Otherwise, the character is generic, and as translucent as Chastain’s pale skin. The mother exists as the impossible ideal for young Jack to cherish, while he forges the will to fight his father and worries that he will turn into the old man. As it happens, Mr. O’Brien shares this apprehension. But he will have to wait for the film’s last few minutes, in a dreamland on excellent beach property, to be absolved and embraced.
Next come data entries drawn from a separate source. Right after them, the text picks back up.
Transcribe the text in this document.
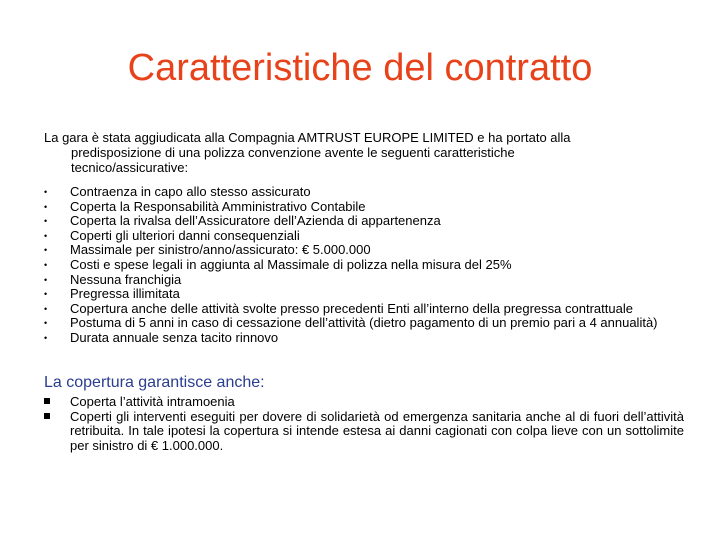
Caratteristiche del contratto
La gara è stata aggiudicata alla Compagnia AMTRUST EUROPE LIMITED e ha portato alla
predisposizione di una polizza convenzione avente le seguenti caratteristiche
tecnico/assicurative:
•	Contraenza in capo allo stesso assicurato
•	Coperta la Responsabilità Amministrativo Contabile
•	Coperta la rivalsa dell’Assicuratore dell’Azienda di appartenenza
•	Coperti gli ulteriori danni consequenziali
•	Massimale per sinistro/anno/assicurato: € 5.000.000
•	Costi e spese legali in aggiunta al Massimale di polizza nella misura del 25%
•	Nessuna franchigia
•	Pregressa illimitata
•	Copertura anche delle attività svolte presso precedenti Enti all’interno della pregressa contrattuale
•	Postuma di 5 anni in caso di cessazione dell’attività (dietro pagamento di un premio pari a 4 annualità)
•	Durata annuale senza tacito rinnovo
La copertura garantisce anche:
Coperta l’attività intramoenia
Coperti gli interventi eseguiti per dovere di solidarietà od emergenza sanitaria anche al di fuori dell’attività retribuita. In tale ipotesi la copertura si intende estesa ai danni cagionati con colpa lieve con un sottolimite per sinistro di € 1.000.000.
Though The Tree of Life identifies all these conflicting vectors, which should ring achingly true to anyone raised in a large family around the American mid-century, it doesn’t spell them out. Malick is as tactful about these people as he is critical of some of them, and connected to all. Affection or animosity is revealed in a glance, a tilt of the restless camera, a cut from a parental argument in the house to the apprehensive kids outside. You can see the dinner-table tension in every lad’s face, dreading an explosion. In large part that’s due to the natural, persuasive performances Malick has drawn from his kids — they somehow intuit how boys behaved a half-century ago. McCracken is a wonderful worrier, and Eppler, the spitting image of a young Brad Pitt, radiates the easy appeal of the child who may not even realize that he’s the one who is loved best.
Not all of the movie’s secrets can be revealed at one screening (I saw it twice), and not all its revelations embraced. But, like the most ambitious cinema of the ’70s, the film needs its audience to participate fully, to pore over the images as closely as Terry Malick the philosophy student did over Heidegger. As Malick sees it, the moviegoer is not an infant; the director is not a babysitter. It’s fine if you don’t get all of The Tree of Life. But try to get with it.
If you do, you may be lifted into the movie’s cosmos, micro- or macro-. There will be times when the great spirit moves you, and your feet won’t touch the ground.